The mock data came from high-precision N-body simulations, massive computer calculations that evolve millions of simulated dark matter particles under gravity to produce realistic galaxy distributions. Three flavors of mock catalogs were included: galaxies in “real space” (without observational distortions), “redshift space” (with the distortions real telescopes see), and on a “light cone” (the most realistic scenario, mimicking how surveys observe the sky across cosmic time).

Figure 1

Six distinct analysis methods competed, each targeting different aspects of the non-Gaussian information in galaxy clustering:

  • Density-split clustering divides the survey volume into regions of different galaxy density and measures clustering in each environment separately
  • Nearest neighbor statistics characterize how isolated or crowded each galaxy is relative to its neighbors
  • Void statistics extract information from the large empty regions between galaxy filaments
  • BACCO power spectrum emulator uses machine learning to interpolate between simulations, extending power spectrum analysis to smaller, nonlinear scales
  • LEFTfield performs field-level inference: rather than compressing observations into summary statistics, it analyzes the full three-dimensional galaxy density field directly using Effective Field Theory (EFT), a framework borrowed from particle physics that describes matter clustering at large scales without requiring a model of every small-scale detail
  • Joint power spectrum and bispectrum analyses add the bispectrum (three-point correlations measuring triangular galaxy configurations) using both EFT and simulation-based inference (SBI)

Figure 2

SBI trains neural networks on thousands of simulations to learn the statistical relationship between observations and parameters, bypassing the need for an analytic likelihood function (which becomes intractable for complex statistics). Both field-level inference and SBI are among the most ambitious applications of modern machine learning to fundamental cosmology.

Why It Matters

The validation is significant precisely because it’s hard. Each method involves a long chain of modeling choices: how to simulate galaxy formation, how to handle observational effects, how to build a statistical model, how to sample parameter space. Any link can introduce systematic bias. The fact that multiple independent methods, built on completely different mathematical frameworks, all recovered the true parameters consistently is strong evidence the field is on the right track.

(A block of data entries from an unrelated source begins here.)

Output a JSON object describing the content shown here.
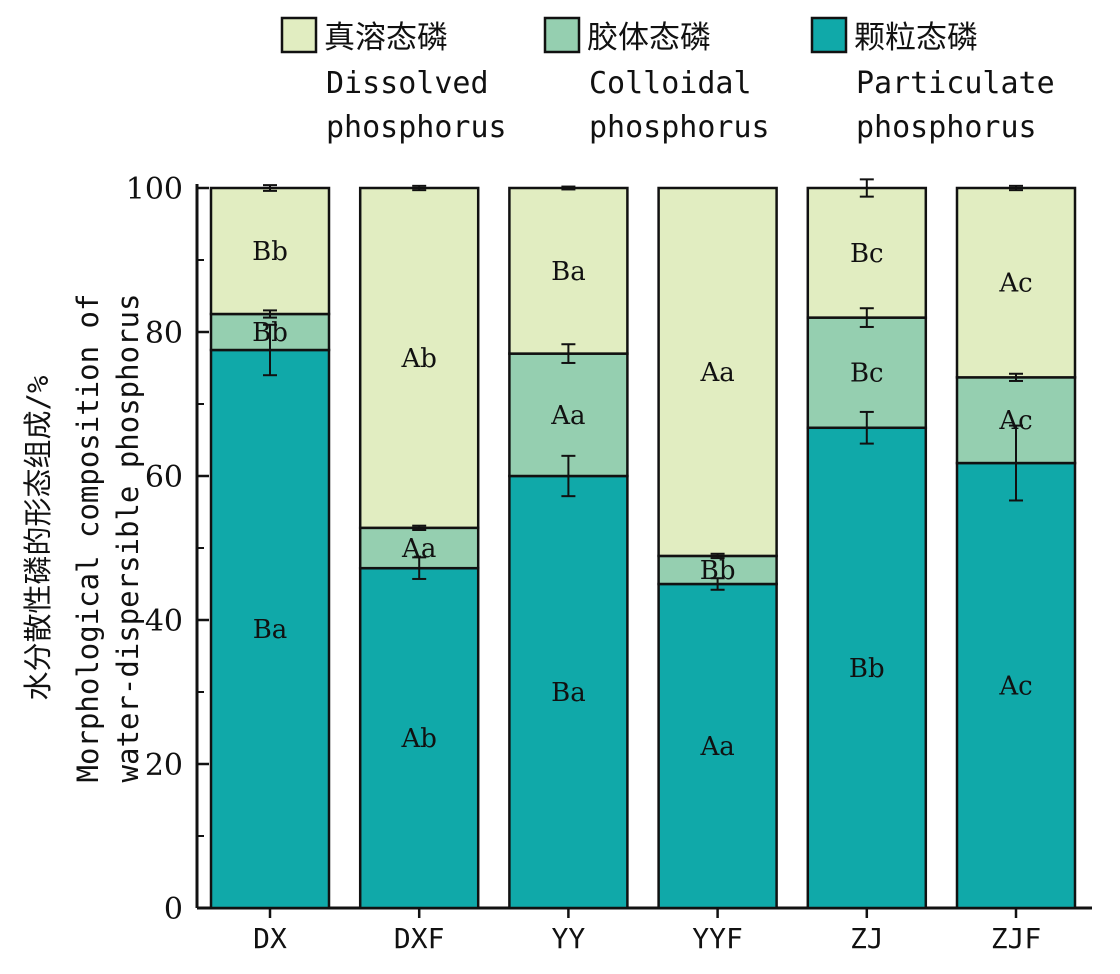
{
  "chart_data": {
    "type": "bar",
    "stacked": true,
    "categories": [
      "DX",
      "DXF",
      "YY",
      "YYF",
      "ZJ",
      "ZJF"
    ],
    "ylim": [
      0,
      100
    ],
    "yticks": [
      0,
      20,
      40,
      60,
      80,
      100
    ],
    "ytick_labels": [
      "0",
      "20",
      "40",
      "60",
      "80",
      "100"
    ],
    "ylabel_lines": [
      "水分散性磷的形态组成/%",
      "Morphological composition of",
      "water-dispersible phosphorus"
    ],
    "series": [
      {
        "name_cn": "颗粒态磷",
        "name_en": [
          "Particulate",
          "phosphorus"
        ],
        "color": "#10a9a9",
        "values": [
          77.5,
          47.2,
          60.0,
          45.0,
          66.7,
          61.8
        ],
        "errors": [
          3.5,
          1.5,
          2.8,
          0.8,
          2.2,
          5.2
        ],
        "labels": [
          "Ba",
          "Ab",
          "Ba",
          "Aa",
          "Bb",
          "Ac"
        ]
      },
      {
        "name_cn": "胶体态磷",
        "name_en": [
          "Colloidal",
          "phosphorus"
        ],
        "color": "#95cfb0",
        "values": [
          5.0,
          5.6,
          17.0,
          3.9,
          15.3,
          11.9
        ],
        "errors": [
          0.5,
          0.3,
          1.3,
          0.3,
          1.3,
          0.5
        ],
        "labels": [
          "Bb",
          "Aa",
          "Aa",
          "Bb",
          "Bc",
          "Ac"
        ]
      },
      {
        "name_cn": "真溶态磷",
        "name_en": [
          "Dissolved",
          "phosphorus"
        ],
        "color": "#e1edc1",
        "values": [
          17.5,
          47.2,
          23.0,
          51.1,
          18.0,
          26.3
        ],
        "errors": [
          0.4,
          0.3,
          0.2,
          0.0,
          1.2,
          0.3
        ],
        "labels": [
          "Bb",
          "Ab",
          "Ba",
          "Aa",
          "Bc",
          "Ac"
        ]
      }
    ]
  }
}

The challenge also exposed where work remains. Some methods struggled with light-cone geometry or scale cuts. Others showed tension between real-space and redshift-space results that needs further investigation. The collaboration treats this as a living challenge: the dataset is publicly available, and teams are invited to submit results from methods not yet tested.

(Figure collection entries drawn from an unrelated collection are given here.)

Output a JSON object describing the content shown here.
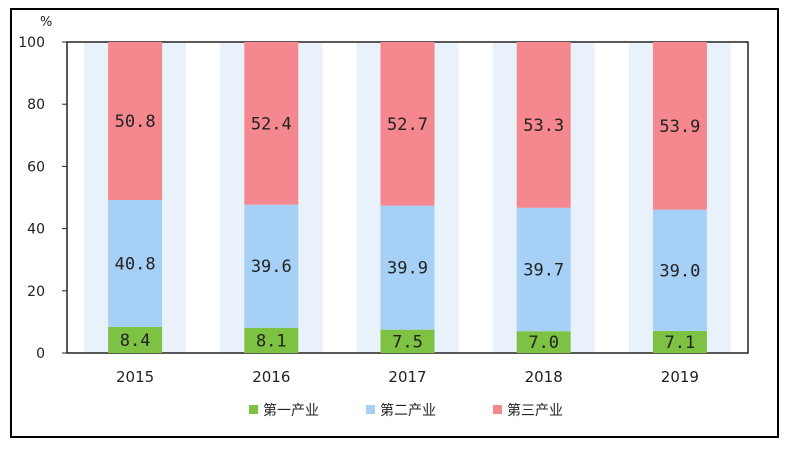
{
  "chart_data": {
    "type": "bar",
    "stacked": true,
    "unit_label": "%",
    "categories": [
      "2015",
      "2016",
      "2017",
      "2018",
      "2019"
    ],
    "series": [
      {
        "name": "第一产业",
        "color": "#7dc242",
        "values": [
          8.4,
          8.1,
          7.5,
          7.0,
          7.1
        ],
        "labels": [
          "8.4",
          "8.1",
          "7.5",
          "7.0",
          "7.1"
        ]
      },
      {
        "name": "第二产业",
        "color": "#a7d0f7",
        "values": [
          40.8,
          39.6,
          39.9,
          39.7,
          39.0
        ],
        "labels": [
          "40.8",
          "39.6",
          "39.9",
          "39.7",
          "39.0"
        ]
      },
      {
        "name": "第三产业",
        "color": "#f4888e",
        "values": [
          50.8,
          52.4,
          52.7,
          53.3,
          53.9
        ],
        "labels": [
          "50.8",
          "52.4",
          "52.7",
          "53.3",
          "53.9"
        ]
      }
    ],
    "yticks": [
      "0",
      "20",
      "40",
      "60",
      "80",
      "100"
    ],
    "ylim": [
      0,
      100
    ],
    "legend_position": "bottom",
    "grid": false,
    "band_color": "#e9f2fb"
  }
}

The next frontier includes realistic survey complications like survey geometry, photometric redshift uncertainties, and the full complexity of galaxy bias (the messy relationship between where galaxies live and where the underlying dark matter actually is).

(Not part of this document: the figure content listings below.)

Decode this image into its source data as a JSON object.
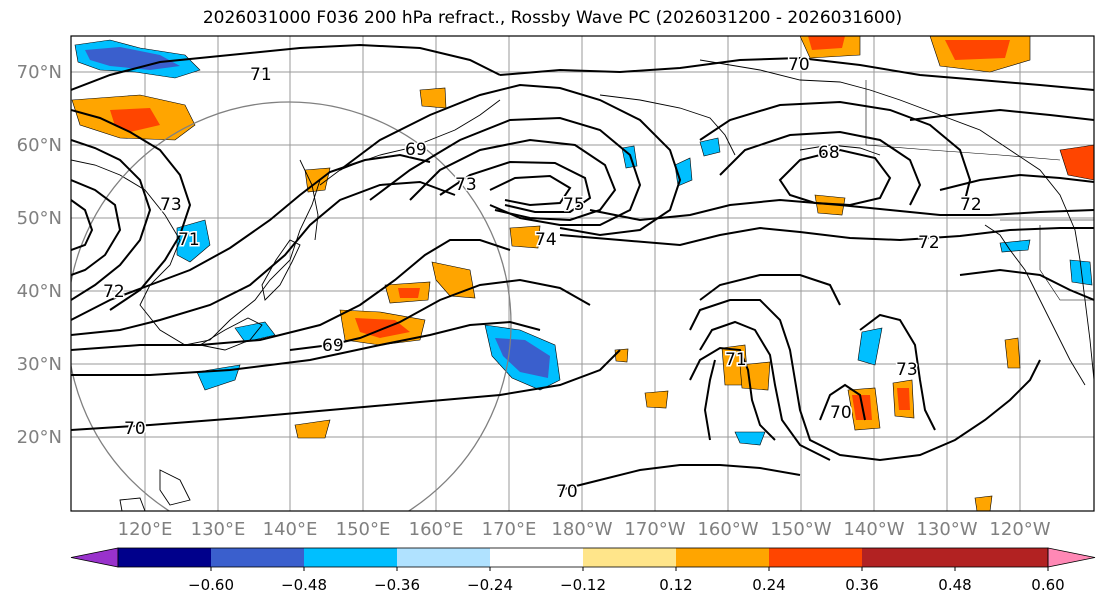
{
  "title": "2026031000 F036 200 hPa refract., Rossby Wave PC (2026031200 - 2026031600)",
  "map": {
    "lat_labels": [
      "70°N",
      "60°N",
      "50°N",
      "40°N",
      "30°N",
      "20°N"
    ],
    "lon_labels": [
      "120°E",
      "130°E",
      "140°E",
      "150°E",
      "160°E",
      "170°E",
      "180°W",
      "170°W",
      "160°W",
      "150°W",
      "140°W",
      "130°W",
      "120°W"
    ],
    "contour_labels": [
      "71",
      "69",
      "73",
      "75",
      "74",
      "70",
      "68",
      "72",
      "72",
      "69",
      "70",
      "71",
      "73",
      "70",
      "70",
      "71",
      "73",
      "72"
    ],
    "label_color": "#808080"
  },
  "colorbar": {
    "ticks": [
      "−0.60",
      "−0.48",
      "−0.36",
      "−0.24",
      "−0.12",
      "0.12",
      "0.24",
      "0.36",
      "0.48",
      "0.60"
    ],
    "colors": [
      "#9932CC",
      "#00008B",
      "#3A5FCD",
      "#00BFFF",
      "#B0E2FF",
      "#FFFFFF",
      "#FFE58A",
      "#FFA500",
      "#FF4500",
      "#B22222",
      "#FF88B5"
    ]
  }
}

Bottom Line: The Beyond-2pt challenge shows that a new toolkit of statistical methods can reliably decode cosmological information that traditional analyses miss. As next-generation surveys come online, these tools will be essential for squeezing every bit of physics out of the data.

IAIFI Research Highlights

Interdisciplinary Research Achievement
This work unites simulation-based inference and machine learning emulators with rigorous statistical cosmology, showing how AI-driven methods can be validated against traditional analytic approaches in a controlled community challenge.
Impact on Artificial Intelligence
Simulation-based inference and neural network emulators like BACCO proved competitive with analytic methods, showing that learned statistical models can recover unbiased cosmological parameters from complex, high-dimensional data.
Impact on Fundamental Interactions
Recovering ΛCDM parameters, including matter density and the amplitude of density fluctuations, from beyond-two-point statistics directly constrains the physics of dark matter, dark energy, and the growth of large-scale structure.
Outlook and References
Future challenge rounds will tackle realistic survey systematics and tighter constraints on extensions to ΛCDM; full results and data are described in [arXiv:2405.02252](https://arxiv.org/abs/2405.02252).